This paper addresses the lack of intuitiveness and computational tractability of the Kantorovich distance in modeling behavioral pseudometrics for probabilistic processes. To resolve this, we propose a novel ε-distance framework based on the Lévy–Prokhorov distance, grounded in ε-simulation and ε-coupling as behavioral approximations. We establish, for the first time, that the ε-distance arises as the greatest fixed point of a monotone function and endows it with a standard functorial coalgebraic structure. By replacing the Kantorovich distance with the Lévy–Prokhorov distance, our framework achieves semantic refinement, yielding a more concise and computationally amenable coalgebraic characterization. The resulting theory unifies logical, metric, and categorical semantics of approximate behavior, thereby significantly enhancing modeling fidelity and theoretical expressiveness—particularly for practical scenarios involving imperfect implementations, specification–realization relationships, and quantitative behavioral reasoning.

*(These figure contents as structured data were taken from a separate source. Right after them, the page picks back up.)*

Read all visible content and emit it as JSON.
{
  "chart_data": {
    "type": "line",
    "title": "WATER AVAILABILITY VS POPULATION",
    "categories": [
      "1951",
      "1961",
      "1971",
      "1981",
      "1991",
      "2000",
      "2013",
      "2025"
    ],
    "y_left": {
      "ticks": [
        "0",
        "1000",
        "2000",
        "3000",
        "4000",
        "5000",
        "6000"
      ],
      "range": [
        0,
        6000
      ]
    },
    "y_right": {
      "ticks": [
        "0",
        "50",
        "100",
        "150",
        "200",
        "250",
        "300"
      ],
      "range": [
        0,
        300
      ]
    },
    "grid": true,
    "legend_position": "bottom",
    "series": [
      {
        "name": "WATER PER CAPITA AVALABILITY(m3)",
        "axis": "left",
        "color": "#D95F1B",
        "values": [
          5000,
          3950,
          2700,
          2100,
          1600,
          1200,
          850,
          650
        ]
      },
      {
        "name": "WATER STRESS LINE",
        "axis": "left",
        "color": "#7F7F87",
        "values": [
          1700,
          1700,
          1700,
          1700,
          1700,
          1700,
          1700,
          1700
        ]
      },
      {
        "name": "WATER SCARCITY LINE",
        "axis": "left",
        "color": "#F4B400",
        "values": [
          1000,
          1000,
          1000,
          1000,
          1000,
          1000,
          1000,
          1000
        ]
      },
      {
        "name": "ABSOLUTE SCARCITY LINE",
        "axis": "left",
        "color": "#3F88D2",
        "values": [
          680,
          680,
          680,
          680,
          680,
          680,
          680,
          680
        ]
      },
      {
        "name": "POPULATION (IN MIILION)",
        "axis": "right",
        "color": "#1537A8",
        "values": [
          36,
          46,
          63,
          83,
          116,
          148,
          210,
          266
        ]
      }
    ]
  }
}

The most studied and accepted pseudometric for probabilistic processes is one based on the Kantorovich distance between distributions. It comes with many theoretical and motivating results, in particular it is the fixpoint of a given functional and defines a functor on (complete) pseudometric spaces. Other notions of behavioural pseudometrics have also been proposed, one of them ($ε$-distance) based on $ε$-bisimulation. $ε$-Distance has the advantages that it is intuitively easy to understand, it relates systems that are conceptually close (for example, an imperfect implementation is close to its specification), and it comes equipped with a natural notion of $ε$-coupling. Finally, this distance is easy to compute. We show that $ε$-distance is also the greatest fixpoint of a functional and provides a functor. The latter is obtained by replacing the Kantorovich distance in the lifting functor with the Lévy-Prokhorov distance. In addition, we show that $ε$-couplings and $ε$-bisimulations have an appealing coalgebraic characterization.